Tuesday, November 11, 2008

Hitchens: Obama is Not Great

Hitchens's Slate article about Obama's victory seesaws between banality and incoherence. Inline comments in italics (actually, they're hardly even necessary):

---

"Historic," yelled the very headline across the top of my morning newspaper. (Just the news, please, if you would be so kind.) Would the letters have been so big for the first female vice president? And isn't it already historic that millions of white Christians voted, win or lose, for a man with one Kenyan parent, that parent having been raised as a Muslim?

Um, no. Sarah Palin's achievement in being elected would have been a negative one -- she didn't implode enough to cost McCain the election. And yes. And the newspapers would probably have said something like that had Obama lost.

Well, as it happens, our new president has no slave ancestry, and neither branch of his parentage could have been owned by anybody, or at least not by anybody American. (Muslim-run slavery, though, is an old story in Africa as well as a horribly contemporary one.) And there were not a few elected black American representatives 40 years ago, even if mainly in Northern states.

It is well known that Kenyan immigrants were exempt from segregation. And note that "mainly." I take it he means 50 years ago, not five years after the civil rights act (or is he just being fiendishly clever?) and, um, I could count pre-civil rights southern black congressmen on my fingers even if I didn't have any.

Second, a Republican victory would have had absolutely no effect on the legal or political standing of black Americans, which is a matter of our law and our Constitution and cannot be undone by any ephemeral vote or plebiscite.

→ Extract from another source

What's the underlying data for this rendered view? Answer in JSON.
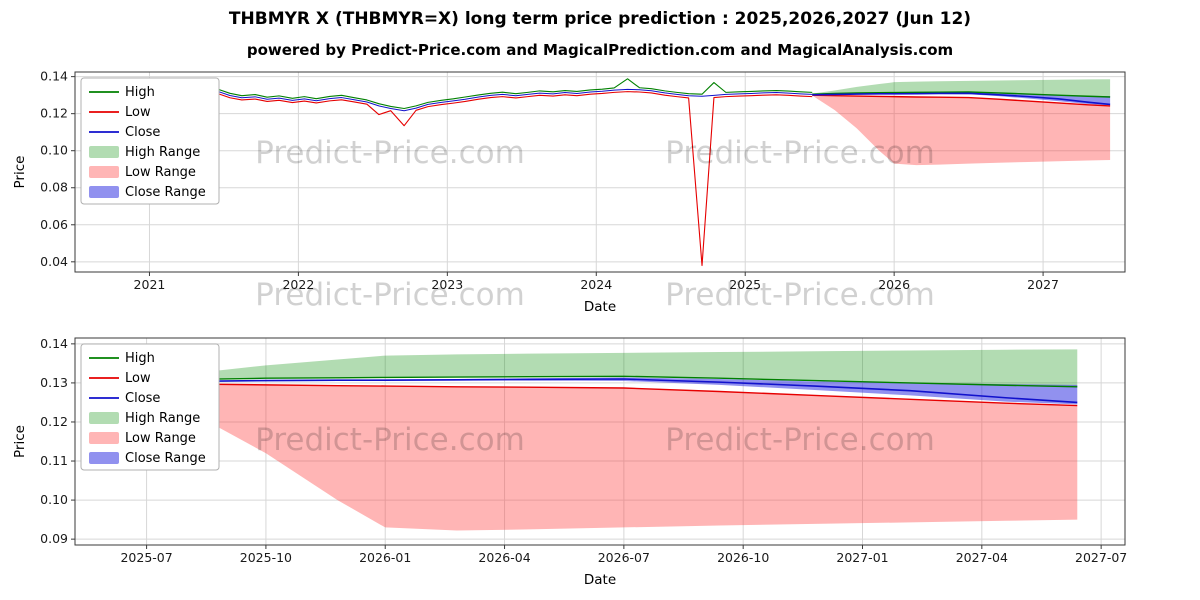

It bloody well would have had an effect on the political standing of black Americans. At the very least it would have made it extremely improbable that the Democrats would nominate another black candidate for president in the near future, for fear of losing the election again.

Nor even a diet of audacity, though can you picture anything less audacious than the gray, safety-first figures who have so far been chosen by Obama to be on his team?

Like who? As far as I can tell, Obama's appointments so far are irrelevant to policy.

---

I take it Hitch wanted to prove that he wasn't an Obamamaniac, but couldn't find anything useful to say by the deadline; however, this piece really exemplifies everything that's gone wrong with his commentary. He even uses "moist" (have you been reading the moist and trusting comments of our commentariat?) as a stock all-purpose intensifier, though it's become grating through endless repetition.

Someone really ought to put him to sleep.